Andy Warhol, Vote McGovern, Chicken and dumplings, Lifesavers
During the contentious election of 1972, the country was in the throes of the Viet Nam war and the Civil Rights movement. Alabama Governor, George Wallace, declared himself to be a Democratic presidential candidate along with George McGovern. McGovern, of course, wound up running against Richard Nixon, and Warhol was asked to contribute to the McGovern campaign.
In typical Warhol style, he created a demonic image of Nixon, with the simple slogan, Vote McGovern below the maniacal face. Simple, subtle, powerful and so very Warhol. If only he were around for this election… Also available in our gallery are Andy Warhol’s Chicken and dumplings and Lifesavers.
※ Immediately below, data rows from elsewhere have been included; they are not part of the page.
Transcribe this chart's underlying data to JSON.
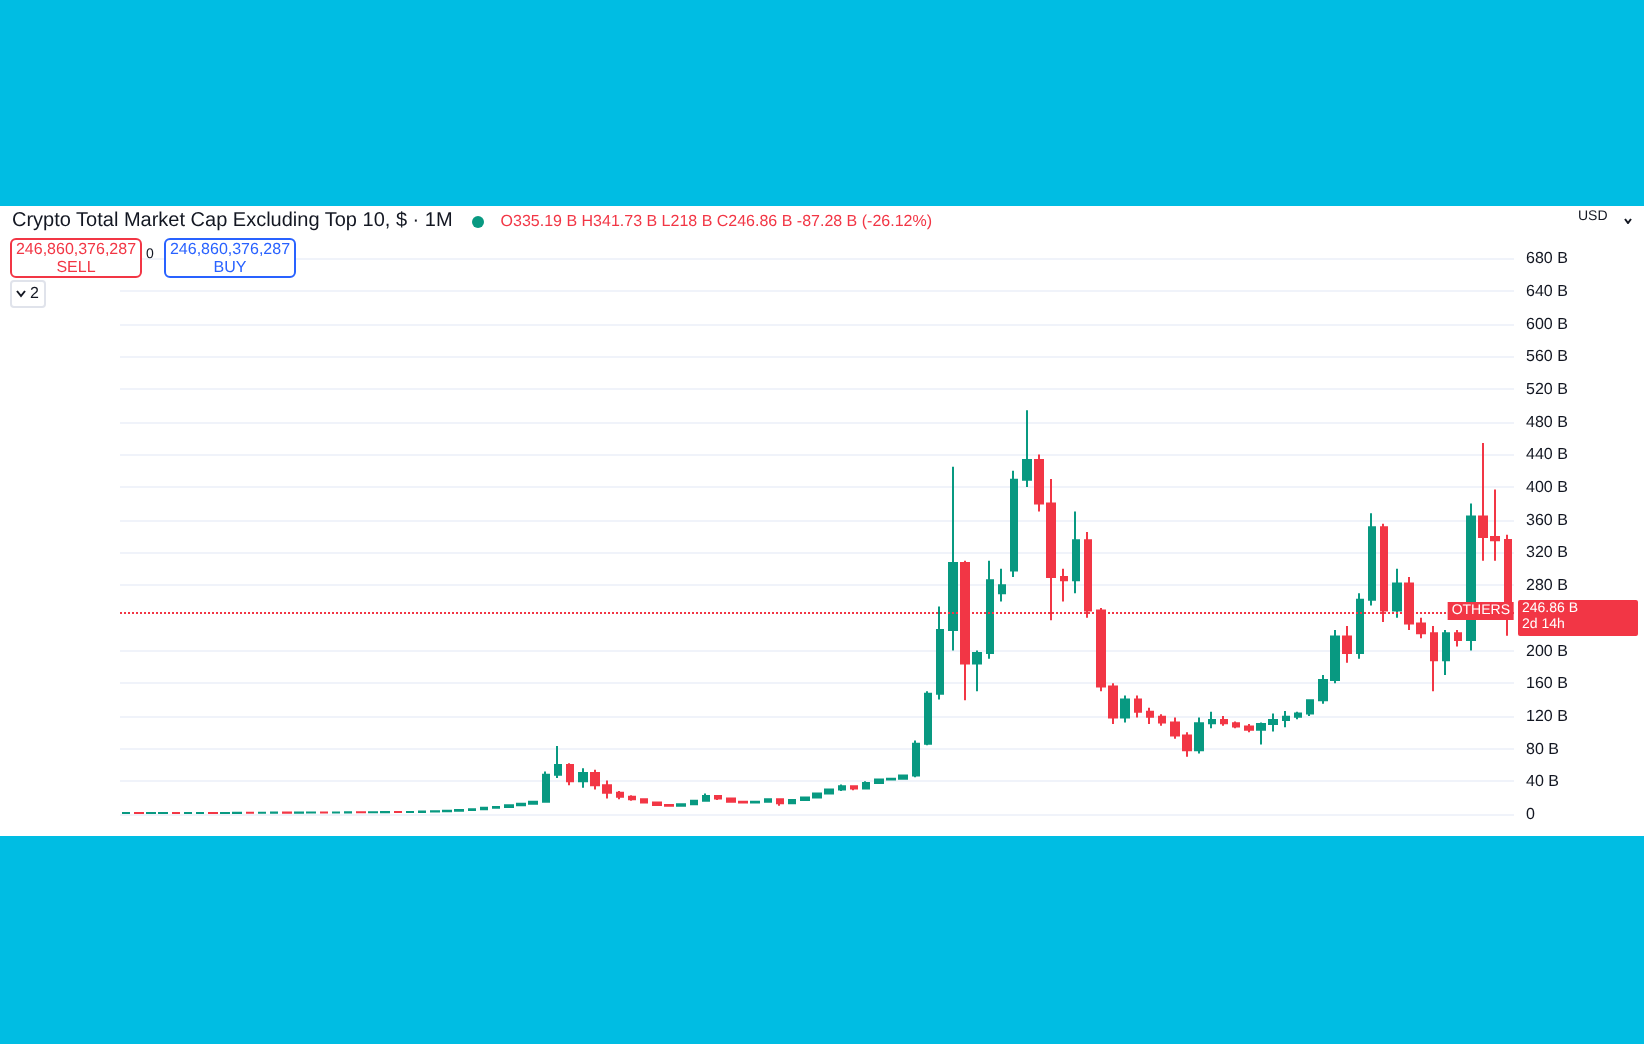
{
  "chart_data": {
    "type": "candlestick",
    "title": "Crypto Total Market Cap Excluding Top 10, $ · 1M",
    "annotations": [
      "O335.19 B H341.73 B L218 B C246.86 B -87.28 B (-26.12%)",
      "246,860,376,287",
      "SELL",
      "0",
      "246,860,376,287",
      "BUY",
      "2",
      "USD",
      "OTHERS",
      "2d 14h"
    ],
    "colors": [
      "#089981",
      "#f23645",
      "#089981",
      "#089981",
      "#f23645",
      "#089981",
      "#089981",
      "#f23645",
      "#089981",
      "#089981",
      "#f23645",
      "#089981",
      "#089981",
      "#f23645",
      "#089981",
      "#089981",
      "#f23645",
      "#089981",
      "#089981",
      "#f23645",
      "#089981",
      "#089981",
      "#f23645",
      "#089981",
      "#089981",
      "#089981",
      "#089981",
      "#089981",
      "#089981",
      "#089981",
      "#089981",
      "#089981",
      "#089981",
      "#089981",
      "#089981",
      "#089981",
      "#f23645",
      "#089981",
      "#f23645",
      "#f23645",
      "#f23645",
      "#f23645",
      "#f23645",
      "#f23645",
      "#f23645",
      "#089981",
      "#089981",
      "#089981",
      "#f23645",
      "#f23645",
      "#f23645",
      "#089981",
      "#089981",
      "#f23645",
      "#089981",
      "#089981",
      "#089981",
      "#089981",
      "#089981",
      "#f23645",
      "#089981",
      "#089981",
      "#089981",
      "#089981",
      "#089981",
      "#089981",
      "#089981",
      "#089981",
      "#f23645",
      "#089981",
      "#089981",
      "#089981",
      "#089981",
      "#089981",
      "#f23645",
      "#f23645",
      "#f23645",
      "#089981",
      "#f23645",
      "#f23645",
      "#f23645",
      "#089981",
      "#f23645",
      "#f23645",
      "#f23645",
      "#f23645",
      "#f23645",
      "#089981",
      "#089981",
      "#f23645",
      "#f23645",
      "#f23645",
      "#089981",
      "#089981",
      "#089981",
      "#089981",
      "#089981",
      "#089981",
      "#089981",
      "#f23645",
      "#089981",
      "#089981",
      "#f23645",
      "#089981",
      "#f23645",
      "#f23645",
      "#f23645",
      "#089981",
      "#f23645",
      "#089981",
      "#f23645",
      "#f23645",
      "#f23645"
    ],
    "categories": [
      null,
      null,
      null,
      null,
      null,
      null,
      null,
      null,
      null,
      null,
      null,
      null,
      null,
      null,
      null,
      null,
      null,
      null,
      null,
      null,
      null,
      null,
      null,
      null,
      null,
      null,
      null,
      null,
      null,
      null,
      null,
      null,
      null,
      null,
      null,
      null,
      null,
      null,
      null,
      null,
      null,
      null,
      null,
      null,
      null,
      null,
      null,
      null,
      null,
      null,
      null,
      null,
      null,
      null,
      null,
      null,
      null,
      null,
      null,
      null,
      null,
      null,
      null,
      null,
      null,
      null,
      null,
      null,
      null,
      null,
      null,
      null,
      null,
      null,
      null,
      null,
      null,
      null,
      null,
      null,
      null,
      null,
      null,
      null,
      null,
      null,
      null,
      null,
      null,
      null,
      null,
      null,
      null,
      null,
      null,
      null,
      null,
      null,
      null,
      null,
      null,
      null,
      null,
      null,
      null,
      null,
      null,
      null,
      null,
      null,
      null,
      null,
      null
    ],
    "ohlc": [
      [
        1,
        1.2,
        0.9,
        1.1
      ],
      [
        1.1,
        1.3,
        1,
        1
      ],
      [
        1,
        1.2,
        0.9,
        1.1
      ],
      [
        1.1,
        1.3,
        1,
        1.2
      ],
      [
        1.2,
        1.4,
        1,
        1.1
      ],
      [
        1.1,
        1.3,
        1,
        1.2
      ],
      [
        1.2,
        1.4,
        1.1,
        1.3
      ],
      [
        1.3,
        1.5,
        1.1,
        1.2
      ],
      [
        1.2,
        1.4,
        1.1,
        1.3
      ],
      [
        1.3,
        1.6,
        1.2,
        1.5
      ],
      [
        1.5,
        1.7,
        1.3,
        1.4
      ],
      [
        1.4,
        1.6,
        1.3,
        1.5
      ],
      [
        1.5,
        1.8,
        1.4,
        1.7
      ],
      [
        1.7,
        1.9,
        1.5,
        1.6
      ],
      [
        1.6,
        1.8,
        1.5,
        1.7
      ],
      [
        1.7,
        2,
        1.6,
        1.9
      ],
      [
        1.9,
        2.1,
        1.7,
        1.8
      ],
      [
        1.8,
        2,
        1.7,
        1.9
      ],
      [
        1.9,
        2.2,
        1.8,
        2.1
      ],
      [
        2.1,
        2.3,
        1.9,
        2
      ],
      [
        2,
        2.3,
        1.9,
        2.2
      ],
      [
        2.2,
        2.5,
        2.1,
        2.4
      ],
      [
        2.4,
        2.6,
        2.2,
        2.3
      ],
      [
        2.3,
        2.6,
        2.2,
        2.5
      ],
      [
        2.5,
        3,
        2.4,
        2.9
      ],
      [
        2.9,
        3.5,
        2.8,
        3.4
      ],
      [
        3.4,
        4,
        3.2,
        3.8
      ],
      [
        3.8,
        5,
        3.6,
        4.7
      ],
      [
        4.7,
        6,
        4.5,
        5.8
      ],
      [
        5.8,
        8,
        5.5,
        7.5
      ],
      [
        7.5,
        9,
        7,
        8.6
      ],
      [
        8.6,
        11,
        8,
        10.5
      ],
      [
        10.5,
        13,
        10,
        12.4
      ],
      [
        12.4,
        16,
        12,
        15
      ],
      [
        15,
        52,
        14,
        48
      ],
      [
        48,
        83,
        44,
        60
      ],
      [
        60,
        62,
        35,
        40
      ],
      [
        40,
        56,
        32,
        50
      ],
      [
        50,
        54,
        30,
        35
      ],
      [
        35,
        41,
        19,
        26
      ],
      [
        26,
        28,
        18,
        21
      ],
      [
        21,
        23,
        16,
        18
      ],
      [
        18,
        19,
        13,
        14
      ],
      [
        14,
        15,
        10,
        11
      ],
      [
        11,
        12,
        9,
        10
      ],
      [
        10,
        13,
        9.5,
        12
      ],
      [
        12,
        17,
        11,
        16
      ],
      [
        16,
        25,
        15,
        22
      ],
      [
        22,
        23,
        17,
        19
      ],
      [
        19,
        20,
        14,
        15
      ],
      [
        15,
        16,
        13,
        14
      ],
      [
        14,
        16,
        13,
        15
      ],
      [
        15,
        19,
        14,
        18
      ],
      [
        18,
        19,
        10,
        13
      ],
      [
        13,
        18,
        12,
        17
      ],
      [
        17,
        21,
        16,
        20
      ],
      [
        20,
        26,
        19,
        25
      ],
      [
        25,
        31,
        24,
        30
      ],
      [
        30,
        36,
        28,
        34
      ],
      [
        34,
        35,
        29,
        31
      ],
      [
        31,
        40,
        30,
        38
      ],
      [
        38,
        43,
        37,
        42
      ],
      [
        42,
        44,
        41,
        43
      ],
      [
        43,
        48,
        42,
        47
      ],
      [
        47,
        90,
        45,
        86
      ],
      [
        86,
        150,
        84,
        147
      ],
      [
        147,
        254,
        140,
        225
      ],
      [
        225,
        425,
        200,
        307
      ],
      [
        307,
        310,
        139,
        184
      ],
      [
        184,
        200,
        150,
        197
      ],
      [
        197,
        310,
        190,
        286
      ],
      [
        270,
        300,
        260,
        280
      ],
      [
        298,
        420,
        290,
        409
      ],
      [
        409,
        494,
        400,
        433
      ],
      [
        433,
        440,
        370,
        380
      ],
      [
        380,
        410,
        237,
        290
      ],
      [
        290,
        300,
        260,
        286
      ],
      [
        286,
        370,
        270,
        335
      ],
      [
        335,
        345,
        240,
        249
      ],
      [
        249,
        252,
        150,
        156
      ],
      [
        156,
        160,
        110,
        118
      ],
      [
        118,
        145,
        112,
        140
      ],
      [
        140,
        145,
        118,
        125
      ],
      [
        125,
        130,
        110,
        119
      ],
      [
        119,
        122,
        108,
        112
      ],
      [
        112,
        118,
        92,
        96
      ],
      [
        96,
        100,
        70,
        78
      ],
      [
        78,
        118,
        74,
        111
      ],
      [
        111,
        125,
        105,
        115
      ],
      [
        115,
        120,
        108,
        111
      ],
      [
        111,
        113,
        105,
        107
      ],
      [
        107,
        110,
        100,
        103
      ],
      [
        103,
        112,
        85,
        110
      ],
      [
        110,
        123,
        101,
        115
      ],
      [
        115,
        126,
        106,
        119
      ],
      [
        119,
        125,
        116,
        123
      ],
      [
        123,
        140,
        120,
        139
      ],
      [
        139,
        170,
        135,
        164
      ],
      [
        164,
        225,
        160,
        217
      ],
      [
        217,
        230,
        185,
        197
      ],
      [
        197,
        270,
        190,
        262
      ],
      [
        262,
        368,
        255,
        351
      ],
      [
        351,
        355,
        235,
        249
      ],
      [
        249,
        300,
        240,
        282
      ],
      [
        282,
        290,
        225,
        233
      ],
      [
        233,
        240,
        215,
        221
      ],
      [
        221,
        230,
        150,
        188
      ],
      [
        188,
        225,
        170,
        221
      ],
      [
        221,
        225,
        205,
        213
      ],
      [
        213,
        380,
        200,
        364
      ],
      [
        364,
        454,
        310,
        339
      ],
      [
        339,
        397,
        310,
        335
      ],
      [
        335.19,
        341.73,
        218,
        246.86
      ]
    ],
    "ylim": [
      -27,
      744
    ],
    "yticks": [
      {
        "value": 0,
        "label": "0"
      },
      {
        "value": 40,
        "label": "40 B"
      },
      {
        "value": 80,
        "label": "80 B"
      },
      {
        "value": 120,
        "label": "120 B"
      },
      {
        "value": 160,
        "label": "160 B"
      },
      {
        "value": 200,
        "label": "200 B"
      },
      {
        "value": 280,
        "label": "280 B"
      },
      {
        "value": 320,
        "label": "320 B"
      },
      {
        "value": 360,
        "label": "360 B"
      },
      {
        "value": 400,
        "label": "400 B"
      },
      {
        "value": 440,
        "label": "440 B"
      },
      {
        "value": 480,
        "label": "480 B"
      },
      {
        "value": 520,
        "label": "520 B"
      },
      {
        "value": 560,
        "label": "560 B"
      },
      {
        "value": 600,
        "label": "600 B"
      },
      {
        "value": 640,
        "label": "640 B"
      },
      {
        "value": 680,
        "label": "680 B"
      }
    ],
    "ref_lines": [
      {
        "axis": "y",
        "value": 246.86,
        "label": "246.86 B",
        "color": "#f23645",
        "line_style": "dotted"
      }
    ],
    "grid": "y",
    "tick_labels": "y"
  }
}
Roy Lichtenstein, Shipboard Girl
In the wake of his 1964 painting, Nurse, selling at Christie’s for $95.3 million a few weeks ago, Roy Lichtenstein’s artwork has become more desirable than ever. Created a year after Nurse, Shipboard Girl has the same mysterious and sensual feeling.
With no thought or speech bubble, it’s up to the viewer to imagine what is on Shipboard Girl’s mind. Maybe she’s thinking, “I’m getting a fine art print for Christmas. Maybe a Lichtenstein.”
Alex Katz, Red Hat Ada
Red Hat Ada is a recent work, a woodcut, of the muse (and wife) that Katz has been painting for more than fifty years.
Jeff Koons, Puppy Vase
The art of Jeff Koons isn’t always practical, but it’s always fun. His first Puppy sculpture was a 43-foot high topiary, installed on the terrace of Spain’s Guggenheim Museum, that supported about 60,000 flowers.
The Puppy Vase in our gallery is just 17 inches high. It can hold a bouquet of flowers and, unlike the original, doesn’t need to be tended to by a staff of gardeners.
Banksy, Choose Your Weapon
Banksy painted Choose Your Weapon on a London wall. No Timmy and Lassie here. The boy and his Keith Haring dog, in Choose Your Weapon, appear menacing and disenfranchised.
Banksy always gives his audience a lot to think about and Choose Your Weapon is no exception.
Kaws, You Should Know I Know
You Should Know I Know is the first screenprint that Kaws created this year.
Fans of Kaws (Brooklyn-based artist Brian Donnelly) will recognize elements of his creation, Companion, the Mickey Mouse-like character that appears in many of his drawings, sculptures and even as a float in the 2012 Macy’s Thanksgiving Day Parade.